Para piorar a situação, o Judiciário, como dito acima, tem se mostrado receoso em corrigir tais irregularidades, em razão da ausência de legislação específica que possa ser aplicada aos concursos. Como não há regras estabelecidas, muitos juízes têm entendido que os procedimentos do concurso público se inserem no âmbito do mérito administrativo, privativo da Administração. Assim, os cidadãos não têm atualmente a quem recorrer para sanar as irregularidades.
Tais situações ferem o princípio do livro acesso aos cargos públicos em nosso país, previsto constitucionalmente (art. 37, I, da Constituição Federal de 1988 – CF/88), pois não adianta o candidato se preparar adequadamente, muitas vezes com altos custos de investimento em livros e cursos, se o concurso não for conduzido de forma adequada, justa e transparente.
Nota-se, assim, que a situação chegou a um ponto em que o Legislativo deve procurar atuar de forma efetiva para solucionar o problema, pois os cidadãos candidatos têm o direito de prestar seus concursos públicos em condições justas e adequadas, após meses e anos de preparação e esforço. Afinal, tudo o que eles estão fazendo é tentar progredir na vida de forma honesta e dentro da legalidade.
A falta de competência das bancas examinadoras e a ausência de uma legislação específica para o setor de concursos públicos têm permitido a ocorrências de todas essas irregularidades, situação que, felizmente, pode ser sanada por meio da atuação do Legislativo.

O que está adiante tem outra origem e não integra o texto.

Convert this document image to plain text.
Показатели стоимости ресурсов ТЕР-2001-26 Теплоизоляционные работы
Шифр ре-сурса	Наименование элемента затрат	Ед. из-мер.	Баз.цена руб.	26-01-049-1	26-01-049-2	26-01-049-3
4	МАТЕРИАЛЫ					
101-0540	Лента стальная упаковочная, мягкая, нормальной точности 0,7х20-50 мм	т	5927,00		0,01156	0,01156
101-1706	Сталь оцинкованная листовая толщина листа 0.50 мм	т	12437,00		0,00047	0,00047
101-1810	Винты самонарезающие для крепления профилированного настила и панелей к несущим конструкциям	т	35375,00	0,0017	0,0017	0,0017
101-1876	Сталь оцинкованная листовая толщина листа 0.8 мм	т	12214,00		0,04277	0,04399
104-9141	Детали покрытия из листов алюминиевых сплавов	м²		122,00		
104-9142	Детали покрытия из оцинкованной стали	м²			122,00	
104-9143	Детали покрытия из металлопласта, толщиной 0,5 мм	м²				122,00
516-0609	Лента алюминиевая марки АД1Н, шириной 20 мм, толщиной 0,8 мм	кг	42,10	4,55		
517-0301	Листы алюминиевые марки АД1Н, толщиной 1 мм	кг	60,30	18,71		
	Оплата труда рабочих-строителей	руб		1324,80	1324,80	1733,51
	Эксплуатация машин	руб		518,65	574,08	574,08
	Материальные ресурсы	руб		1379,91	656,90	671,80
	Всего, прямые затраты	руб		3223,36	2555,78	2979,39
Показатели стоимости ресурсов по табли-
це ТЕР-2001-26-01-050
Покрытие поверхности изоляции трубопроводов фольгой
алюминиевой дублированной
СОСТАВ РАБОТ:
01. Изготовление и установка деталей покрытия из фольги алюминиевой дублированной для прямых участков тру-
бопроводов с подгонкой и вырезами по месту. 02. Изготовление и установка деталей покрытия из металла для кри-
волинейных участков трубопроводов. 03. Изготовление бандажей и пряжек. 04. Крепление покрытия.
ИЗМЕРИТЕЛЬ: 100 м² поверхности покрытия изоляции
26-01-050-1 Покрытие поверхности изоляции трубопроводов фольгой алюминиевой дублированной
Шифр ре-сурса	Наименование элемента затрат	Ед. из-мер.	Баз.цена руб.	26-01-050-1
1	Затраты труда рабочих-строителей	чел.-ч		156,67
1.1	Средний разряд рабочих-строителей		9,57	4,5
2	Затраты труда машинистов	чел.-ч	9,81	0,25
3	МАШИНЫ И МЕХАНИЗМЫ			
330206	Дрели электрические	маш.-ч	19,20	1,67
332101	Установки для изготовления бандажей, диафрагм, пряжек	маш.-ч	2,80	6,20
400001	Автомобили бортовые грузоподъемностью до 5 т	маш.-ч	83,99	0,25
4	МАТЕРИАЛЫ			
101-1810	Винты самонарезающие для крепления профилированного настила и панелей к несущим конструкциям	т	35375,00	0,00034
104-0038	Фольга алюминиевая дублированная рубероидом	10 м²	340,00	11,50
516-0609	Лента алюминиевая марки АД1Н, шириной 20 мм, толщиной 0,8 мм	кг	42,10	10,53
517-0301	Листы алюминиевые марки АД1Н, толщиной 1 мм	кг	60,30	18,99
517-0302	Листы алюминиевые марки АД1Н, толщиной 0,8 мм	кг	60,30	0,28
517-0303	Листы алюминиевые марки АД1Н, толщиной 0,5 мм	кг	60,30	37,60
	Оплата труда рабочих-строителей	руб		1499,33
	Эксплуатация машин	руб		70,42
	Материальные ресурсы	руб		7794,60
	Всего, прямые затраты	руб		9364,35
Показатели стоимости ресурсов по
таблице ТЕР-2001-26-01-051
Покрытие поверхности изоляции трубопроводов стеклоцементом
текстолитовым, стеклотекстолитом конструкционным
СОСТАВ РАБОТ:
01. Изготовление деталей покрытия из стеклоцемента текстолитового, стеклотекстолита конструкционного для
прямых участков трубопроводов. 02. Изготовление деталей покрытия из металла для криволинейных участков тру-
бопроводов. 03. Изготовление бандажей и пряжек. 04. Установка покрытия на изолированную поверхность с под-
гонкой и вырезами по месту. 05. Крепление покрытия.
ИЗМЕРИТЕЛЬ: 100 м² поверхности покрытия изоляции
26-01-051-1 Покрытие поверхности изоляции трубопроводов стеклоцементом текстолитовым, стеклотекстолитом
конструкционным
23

Uma Lei Nacional de Concursos Públicos, aplicável a todas as esferas de Governo, seria o instrumento adequado para solucionar grande parte dos problemas que vêm ocorrendo na realização das disputas por cargos e empregos públicos.

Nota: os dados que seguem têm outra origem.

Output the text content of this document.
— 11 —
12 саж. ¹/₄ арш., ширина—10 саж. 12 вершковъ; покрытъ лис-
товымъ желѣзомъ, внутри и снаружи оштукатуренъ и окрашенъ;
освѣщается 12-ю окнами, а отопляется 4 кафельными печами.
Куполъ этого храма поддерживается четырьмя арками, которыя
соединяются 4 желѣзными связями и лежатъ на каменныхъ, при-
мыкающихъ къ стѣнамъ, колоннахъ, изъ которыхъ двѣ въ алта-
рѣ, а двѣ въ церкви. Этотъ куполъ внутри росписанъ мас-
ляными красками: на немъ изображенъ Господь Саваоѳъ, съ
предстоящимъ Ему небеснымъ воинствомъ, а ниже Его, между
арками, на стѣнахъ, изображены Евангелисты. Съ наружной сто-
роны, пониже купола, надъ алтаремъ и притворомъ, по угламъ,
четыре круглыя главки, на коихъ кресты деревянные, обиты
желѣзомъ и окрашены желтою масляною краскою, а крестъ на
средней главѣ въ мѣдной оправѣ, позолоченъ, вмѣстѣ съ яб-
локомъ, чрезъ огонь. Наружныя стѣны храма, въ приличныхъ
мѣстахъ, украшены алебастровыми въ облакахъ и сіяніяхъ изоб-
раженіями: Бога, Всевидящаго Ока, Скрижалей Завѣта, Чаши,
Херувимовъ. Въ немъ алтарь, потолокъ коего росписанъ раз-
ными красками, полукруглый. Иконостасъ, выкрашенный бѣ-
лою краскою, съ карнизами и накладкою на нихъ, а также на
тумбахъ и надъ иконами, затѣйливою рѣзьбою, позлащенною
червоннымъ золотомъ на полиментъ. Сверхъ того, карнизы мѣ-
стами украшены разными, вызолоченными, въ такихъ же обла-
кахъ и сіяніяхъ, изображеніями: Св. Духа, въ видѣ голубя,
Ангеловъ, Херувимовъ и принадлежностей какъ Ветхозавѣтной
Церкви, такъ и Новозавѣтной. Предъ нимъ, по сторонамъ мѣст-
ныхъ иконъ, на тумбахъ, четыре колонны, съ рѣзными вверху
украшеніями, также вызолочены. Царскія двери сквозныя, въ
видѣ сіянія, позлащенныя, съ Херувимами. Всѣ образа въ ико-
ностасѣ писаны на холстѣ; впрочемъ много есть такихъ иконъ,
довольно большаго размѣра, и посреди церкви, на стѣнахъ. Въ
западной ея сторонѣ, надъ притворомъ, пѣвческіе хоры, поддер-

Já há diversos projetos de lei que versam sobre o tema em tramitação no Congresso Nacional, entre os quais, o Projeto de Lei do Senado (PLS) nº 74/2010, no Senado Federal; e o Projeto de Lei (PL) nº 252/2003, na Câmara dos Deputados. Vale citar, contudo, que, recentemente, o Tribunal de Justiça do Distrito Federal e Territórios (TJDFT) declarou a anterior Lei Geral de Concursos do Distrito Federal (DF) inconstitucional, por ter sido originada de projeto de autoria parlamentar. Entendeu essa Corte que a matéria seria de iniciativa privativa do Executivo, por se referir a provimento de cargos (art. 61, § 1.º, II, “c”, CF/88). A situação no DF só foi resolvida com a apresentação de um projeto pelo Poder Executivo, o que culminou na Lei Distrital nº 4.949/2012, que hoje trata do tema quanto aos concursos dessa unidade federativa.
Particularmente, discordamos do entendimento do TJDFT, pois o concurso público é fase anterior ao provimento em cargo público, não se inserindo, por isso, nas matérias de iniciativa privativa do Executivo. O provimento só ocorre com a nomeação e a consequente posse dos aprovados, após a homologação final do concurso.

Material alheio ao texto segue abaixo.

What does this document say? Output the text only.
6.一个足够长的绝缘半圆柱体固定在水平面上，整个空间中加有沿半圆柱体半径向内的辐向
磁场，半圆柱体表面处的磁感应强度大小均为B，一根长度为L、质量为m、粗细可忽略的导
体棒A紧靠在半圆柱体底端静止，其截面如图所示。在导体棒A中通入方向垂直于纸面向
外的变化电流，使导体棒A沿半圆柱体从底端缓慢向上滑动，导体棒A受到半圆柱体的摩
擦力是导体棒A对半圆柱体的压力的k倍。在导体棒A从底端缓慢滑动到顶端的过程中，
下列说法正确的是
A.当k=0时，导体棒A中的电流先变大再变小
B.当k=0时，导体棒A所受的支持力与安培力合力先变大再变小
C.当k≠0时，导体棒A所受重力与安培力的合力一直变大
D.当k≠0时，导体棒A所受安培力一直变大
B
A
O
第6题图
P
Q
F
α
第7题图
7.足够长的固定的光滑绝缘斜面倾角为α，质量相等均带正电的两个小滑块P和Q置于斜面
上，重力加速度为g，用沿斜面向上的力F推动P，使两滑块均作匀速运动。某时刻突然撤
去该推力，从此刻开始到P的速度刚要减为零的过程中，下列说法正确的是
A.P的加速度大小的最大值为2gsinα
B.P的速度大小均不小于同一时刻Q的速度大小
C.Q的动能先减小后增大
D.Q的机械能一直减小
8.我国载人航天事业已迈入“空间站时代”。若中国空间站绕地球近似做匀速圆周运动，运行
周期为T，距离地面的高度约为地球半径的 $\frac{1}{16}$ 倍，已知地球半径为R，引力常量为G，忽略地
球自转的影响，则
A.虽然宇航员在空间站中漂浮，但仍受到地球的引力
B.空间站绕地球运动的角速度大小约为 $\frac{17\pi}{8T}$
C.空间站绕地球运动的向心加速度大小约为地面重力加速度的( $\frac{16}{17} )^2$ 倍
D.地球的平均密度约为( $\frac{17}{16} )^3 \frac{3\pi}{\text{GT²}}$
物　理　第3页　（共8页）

Esta é, inclusive, a posição do Supremo Tribunal Federal (STF), que já decidiu, nos autos da Ação Direta de Inconstitucionalidade (ADI) 2.672/ES, que a lei que estabelece isenção de pagamento de taxa de inscrição em concursos públicos não versa sobre matéria relativa a servidores públicos (§ 1º do art. 61 da CF/88), pois dispõe, na verdade, sobre condição para se chegar à investidura em cargo público, que é um momento anterior ao da caracterização do candidato como servidor público. Desse modo, a lei atacada na ADI 2.672/ES, de origem parlamentar, foi considerada constitucional por nossa Corte Máxima. Mais recentemente, o STF decidiu também que não há inconstitucionalidade formal por vício de iniciativa em lei oriunda do Poder Legislativo que disponha sobre aspectos de concursos públicos sem interferir, diretamente, nos critérios objetivos para admissão e provimento de cargos públicos (AI-AgR 682.317/RJ).
Todavia, para evitar, no futuro, mudança no entendimento do STF, posicionando-se de forma semelhante à que foi adotada pelo TJDFT, deitando por terra qualquer esforço que venhamos a fazer para aprovar uma Lei Geral dos Concursos Públicos de origem parlamentar, o ideal seria que a CF/88 trouxesse regra expressa que facultasse a iniciativa da matéria ao Poder Legislativo (como tentou fazer a Proposta de Emenda à Constituição – PEC – nº 500/2006, hoje arquivada, e tenta fazer a atual PEC nº 63/2012, esta sugerida ao Senado pela Associação Nacional dos Concurseiros – Andacon).
Além disso, seria ideal que ficasse claro que a União possui competência para editar uma lei de normas gerais sobre os concursos de caráter nacional, isto é, que se aplique a todas as esferas de Governo, e não apenas à esfera federal. Ainda há controvérsia sobre se a lei de concursos públicos, prevista no inciso II do art. 37 da Carta Magna, seria de aplicação a todos os entes federativos, em virtude do disposto no caput desse artigo ("A administração pública direta e indireta de qualquer dos Poderes da União, dos Estados, do Distrito Federal e dos Municípios..."), ou se cada ente deveria edital sua própria lei de concursos, em razão da autonomia política da entidade, decorrente do sistema federativo. Vale frisar que uma lei nacional poderia moralizar os concursos públicos em todo o país. É preciso haver essa moralização dos concursos não só na esfera federal, mas também nos Estados, no DF e nos milhares de Municípios brasileiros.
Hoje a matéria de concursos públicos não está entre aquelas inseridas no rol da competência legislativa concorrente (art. 24 da CF/88), em que a União pode editar normas gerais de observância obrigatória para os demais entes federativos. Desse modo, seria interessante que a CF/88 estabelecesse que o tema concursos públicos estivesse entre essas matérias, o que pode ser feito por meio de uma PEC.
Não há dúvida, por outro lado, de que uma lei de alcance apenas federal (somente para a União) ainda assim teria um forte efeito pedagógico e orientador sobre os demais entes políticos, que poderiam tomar a norma federal como base para a elaboração de sua própria lei de concursos.
O fato é que hoje não está definido claramente se a lei de concursos públicos, prevista no art. 37, II, da CF/88, teria alcance nacional ou apenas federal. O que já está sedimentado na jurisprudência do STF é que essa matéria pode ser de iniciativa parlamentar. Os projetos que tramitam no Congresso Nacional podem refletir uma opção política de regulamentarem apenas os concursos federais ou de se estenderem também aos concursos estaduais, distritais e municipais. O que não se pode é ficar na inércia, deixando esse importante assunto sem regulamentação alguma, ao alvedrio de cada instituição organizadora, para estabelecer, por edital próprio, as normas que serão aplicadas aos seus respectivos concursos públicos, pois já vimos que esse modelo dá margem à ocorrência das inúmeras irregularidades citadas inicialmente.